17. 抽出されたレニウムの全量が、供与体上に最初に存在したレニウムの全量の、７５重量％以上、特に８５重量％以上である、請求項１から１５または１６に記載の方法。
18. タングステン、クロム、モリブデン、硫黄、リン、ホウ素およびこれらの混合物からなる群から選択された、１種または複数種の活性化レニウム共助触媒成分のある量を堆積させることをさらに含む、請求項５から１２、１５から１６または１７に記載の方法。
19. タングステン、クロム、モリブデン、硫黄、リン、ホウ素およびこれらの混合物からなる群から選択された、１種または複数種のレニウム共助触媒成分のある量を堆積させることをさらに含む、請求項１３から１６または１７に記載の方法。

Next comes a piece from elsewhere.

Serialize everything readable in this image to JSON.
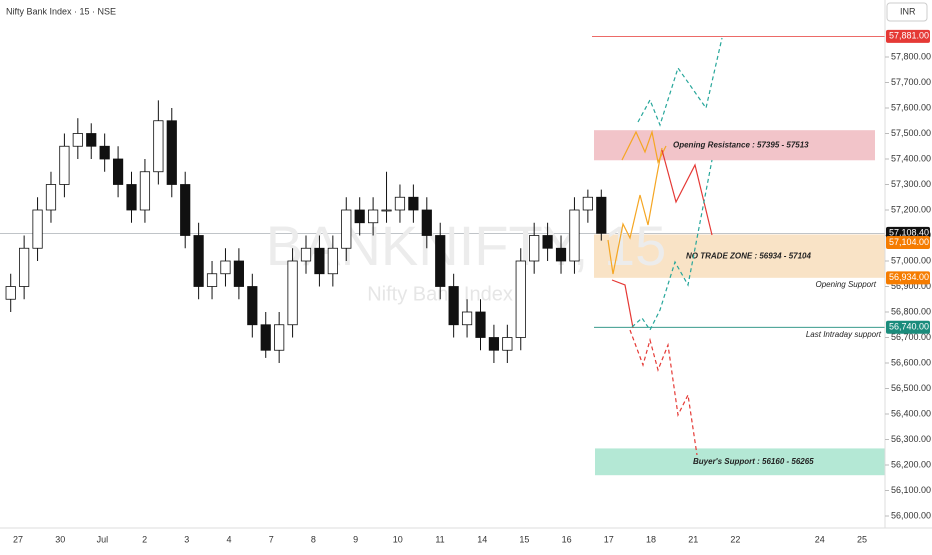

20. 窒素、フッ素、アルカリ金属、アルカリ土類金属、チタン、ハフニウム、ジルコニウム、バナジウム、タリウム、トリウム、タンタル、ニオブ、ガリウム、ゲルマニウムおよびこれらの混合物からなる群から選択された、１種または複数種のさらなる活性化元素のある量を、受容体上に堆積させることをさらに含む、請求項５から１２、１５から１７または１８に記載の方法。
21. 窒素、フッ素、アルカリ金属、アルカリ土類金属、チタン、ハフニウム、ジルコニウム、バナジウム、タリウム、トリウム、タンタル、ニオブ、ガリウム、ゲルマニウムおよびこれらの混合物からなる群から選択された、１種または複数種のさらなる元素のある量を、受容体上に堆積させることをさらに含む、請求項１３から１７または１９に記載の方法。
22. リチウム、カリウム、セシウムおよびこれらの混合物からなる群から選択された、１種または複数種の活性化アルカリ金属のある量を、受容体上に堆積させることをさらに含む、請求項５から１２、１５から１８または２０に記載の方法。
23. リチウム、カリウム、セシウムおよびこれらの混合物からなる群から選択された、１種または複数種のアルカリ金属のある量を、受容体上に堆積させることをさらに含む、請求項１３から１７、１９、または２１に記載の方法。
24. 受容体上にレニウムの一定量を堆積させる前に、受容体を洗浄することをさらに含む、請求項５から２２または２３に記載の方法。
25. 請求項５から２３または２４のいずれか一項に従って調製されたエポキシ化触媒の存在下において、１種または複数種のオレフィンを含む供給原料を反応させることを含む、１種または複数種のオレフィンをエポキシ化するための方法。
26. １種または複数種のオレフィンがエチレンを含む、請求項２５に記載の方法。
27. オレフィンオキシドを、１，２−ジオール、１，２−ジオールエーテル、１，２−カーボネートまたはアルカノールアミンに変換することを含み、前記オレフィンオキシドが、請求項２５または２６に記載のオレフィンをエポキシ化するための方法によって得られている、１，２−ジオール、１，２−ジオールエーテル、１，２−カーボネートまたはアルカノールアミンを製造するための方法。